IMG-LOGO
Home Analisa Kerusakan Lingkungan Kian Parah, Negara Justru Sibuk Merespon Fenomena Viral
analisa | umum

Kerusakan Lingkungan Kian Parah, Negara Justru Sibuk Merespon Fenomena Viral

oleh Hasa - 06 Agustus 2025 04:24 WITA
IMG
Aktivis Mahrus Ali

POLITIKAL.ID - Aktivis Mahrus Ali, menyoroti respons negara terhadap simbol "One Piece"—ikon populer dari budaya pop Jepang—yang dinilai telah dibesar-besarkan seolah membahayakan ideologi bangsa.

Padahal saat ini isu kerusakan lingkungan semakin nyata dan mengancam masa depan justru jauh lebih mendesak nyata.

Mahrus menilai kerusakan lingkungan akibat eksploitasi sumber daya alam yang tak terkendali.

Dalam tulisannya yang berjudul "Saat Negara Takut Pada Simbol One Piece, Sementara Bumi Menjerit", ia mengingatkan kembali pada amanat konstitusi, khususnya Pasal 33 UUD 1945, yang menegaskan bahwa bumi, air, dan kekayaan alam dikuasai oleh negara dan digunakan sebesar-besarnya untuk kemakmuran rakyat.

“Pasal 33 bukan sekadar barisan kata, tapi jantung dari cita-cita kebangsaan kita. Sayangnya, hari ini ia lebih sering terdengar sebagai puisi yang indah namun hampa makna,” tulisnya.

Ia menggambarkan kondisi lingkungan yang kian memburuk, tambang yang merusak lanskap dan mengancam kehidupan warga sekitar, hutan yang ditebang demi kepentingan ekonomi jangka pendek, hingga sungai-sungai yang tercemar dan tak lagi layak dikonsumsi. Di sisi lain, negara justru lebih sigap merespons fenomena viral di internet daripada persoalan krusial seperti pengelolaan lingkungan dan keberlanjutan hidup.

“Negara sering tampak gagah saat bicara pembangunan, tetapi seperti kehilangan kata-kata ketika rakyat bertanya, kemakmuran siapa yang sedang dibangun?” ujarnya.

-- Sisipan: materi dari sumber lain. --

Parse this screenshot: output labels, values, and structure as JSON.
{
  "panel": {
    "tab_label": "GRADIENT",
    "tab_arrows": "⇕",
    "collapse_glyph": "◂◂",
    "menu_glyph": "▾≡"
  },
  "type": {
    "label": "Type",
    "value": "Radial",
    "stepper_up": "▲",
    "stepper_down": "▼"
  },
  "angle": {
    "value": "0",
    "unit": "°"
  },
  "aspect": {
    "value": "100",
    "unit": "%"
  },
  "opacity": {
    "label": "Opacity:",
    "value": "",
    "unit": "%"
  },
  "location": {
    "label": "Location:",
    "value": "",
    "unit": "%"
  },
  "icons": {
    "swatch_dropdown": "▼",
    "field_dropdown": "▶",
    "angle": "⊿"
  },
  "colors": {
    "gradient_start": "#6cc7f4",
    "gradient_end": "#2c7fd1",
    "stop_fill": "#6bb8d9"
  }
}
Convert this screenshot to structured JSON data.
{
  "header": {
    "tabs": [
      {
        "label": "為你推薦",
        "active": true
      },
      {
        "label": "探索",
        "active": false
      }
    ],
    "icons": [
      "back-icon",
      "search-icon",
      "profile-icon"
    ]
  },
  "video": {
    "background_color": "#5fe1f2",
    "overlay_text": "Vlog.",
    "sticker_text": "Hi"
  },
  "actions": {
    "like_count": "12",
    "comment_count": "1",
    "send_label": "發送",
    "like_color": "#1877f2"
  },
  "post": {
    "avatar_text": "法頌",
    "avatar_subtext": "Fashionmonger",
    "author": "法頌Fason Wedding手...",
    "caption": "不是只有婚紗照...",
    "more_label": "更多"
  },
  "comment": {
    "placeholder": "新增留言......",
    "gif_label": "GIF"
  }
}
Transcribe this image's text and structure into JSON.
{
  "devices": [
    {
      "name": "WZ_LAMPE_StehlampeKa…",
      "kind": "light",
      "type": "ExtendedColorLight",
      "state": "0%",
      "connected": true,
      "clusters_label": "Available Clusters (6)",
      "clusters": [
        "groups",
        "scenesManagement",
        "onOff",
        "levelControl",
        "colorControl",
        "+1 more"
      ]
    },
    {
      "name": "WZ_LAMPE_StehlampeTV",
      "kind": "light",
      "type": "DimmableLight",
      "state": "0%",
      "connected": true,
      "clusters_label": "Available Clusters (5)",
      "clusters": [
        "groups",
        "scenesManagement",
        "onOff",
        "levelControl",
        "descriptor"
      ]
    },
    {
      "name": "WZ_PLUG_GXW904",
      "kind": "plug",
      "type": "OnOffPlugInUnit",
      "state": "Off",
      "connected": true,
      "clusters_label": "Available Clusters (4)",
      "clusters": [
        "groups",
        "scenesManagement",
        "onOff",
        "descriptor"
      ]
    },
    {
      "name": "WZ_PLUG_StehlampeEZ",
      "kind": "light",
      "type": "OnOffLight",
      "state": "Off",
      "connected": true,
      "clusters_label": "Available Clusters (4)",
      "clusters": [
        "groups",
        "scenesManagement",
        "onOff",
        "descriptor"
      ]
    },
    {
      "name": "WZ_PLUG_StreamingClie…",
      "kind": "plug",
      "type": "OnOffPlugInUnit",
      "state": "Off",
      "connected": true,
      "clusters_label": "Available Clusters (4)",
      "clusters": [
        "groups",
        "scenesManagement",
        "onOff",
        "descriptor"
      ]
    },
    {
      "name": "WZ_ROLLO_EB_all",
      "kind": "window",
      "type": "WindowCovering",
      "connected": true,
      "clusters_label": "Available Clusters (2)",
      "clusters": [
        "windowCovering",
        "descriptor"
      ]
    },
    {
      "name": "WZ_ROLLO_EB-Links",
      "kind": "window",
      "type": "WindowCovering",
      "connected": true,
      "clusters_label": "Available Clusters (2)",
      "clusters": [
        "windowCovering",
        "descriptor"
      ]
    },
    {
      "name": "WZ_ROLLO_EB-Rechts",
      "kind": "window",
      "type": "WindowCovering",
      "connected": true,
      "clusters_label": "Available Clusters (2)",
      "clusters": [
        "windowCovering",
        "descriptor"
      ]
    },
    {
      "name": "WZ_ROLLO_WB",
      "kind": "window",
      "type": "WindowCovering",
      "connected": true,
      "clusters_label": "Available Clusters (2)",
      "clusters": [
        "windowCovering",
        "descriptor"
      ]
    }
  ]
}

Penulis juga mengingatkan bahwa lingkungan bukan hanya sekadar elemen estetika, melainkan syarat utama keberlangsungan hidup suatu bangsa. Ia menyerukan agar negara memperketat regulasi pertambangan, memperkuat fungsi pengawasan, dan memastikan bahwa hasil kekayaan alam membawa keadilan bagi masyarakat, bukan hanya memperkaya korporasi.

“Melestarikan lingkungan adalah bentuk cinta paling strategis untuk masa depan bangsa. Negara harus hadir bukan sebagai penonton, tetapi sebagai penjaga yang tegas dan berwelas asih,” tulis Mahrus.

Di tengah maraknya pembangunan infrastruktur dan ambisi menjadi negara maju, ia menegaskan bahwa tolok ukur kemajuan seharusnya juga mencakup keberhasilan dalam menjaga warisan alam bagi generasi mendatang.

Menutup tulisannya, Mahrus mengajak seluruh elemen bangsa untuk kembali ke semangat awal para pendiri negara: menempatkan alam sebagai rahim kehidupan bersama, dan menjauhkan diri dari kegaduhan yang tidak substansial.

“Sudahi polemik soal simbol remeh seperti One Piece. Yang seharusnya kita soroti adalah ketidakhadiran negara dalam menjawab persoalan rakyat yang paling mendasar: keberlanjutan hidup di tanah mereka sendiri,” pungkasnya.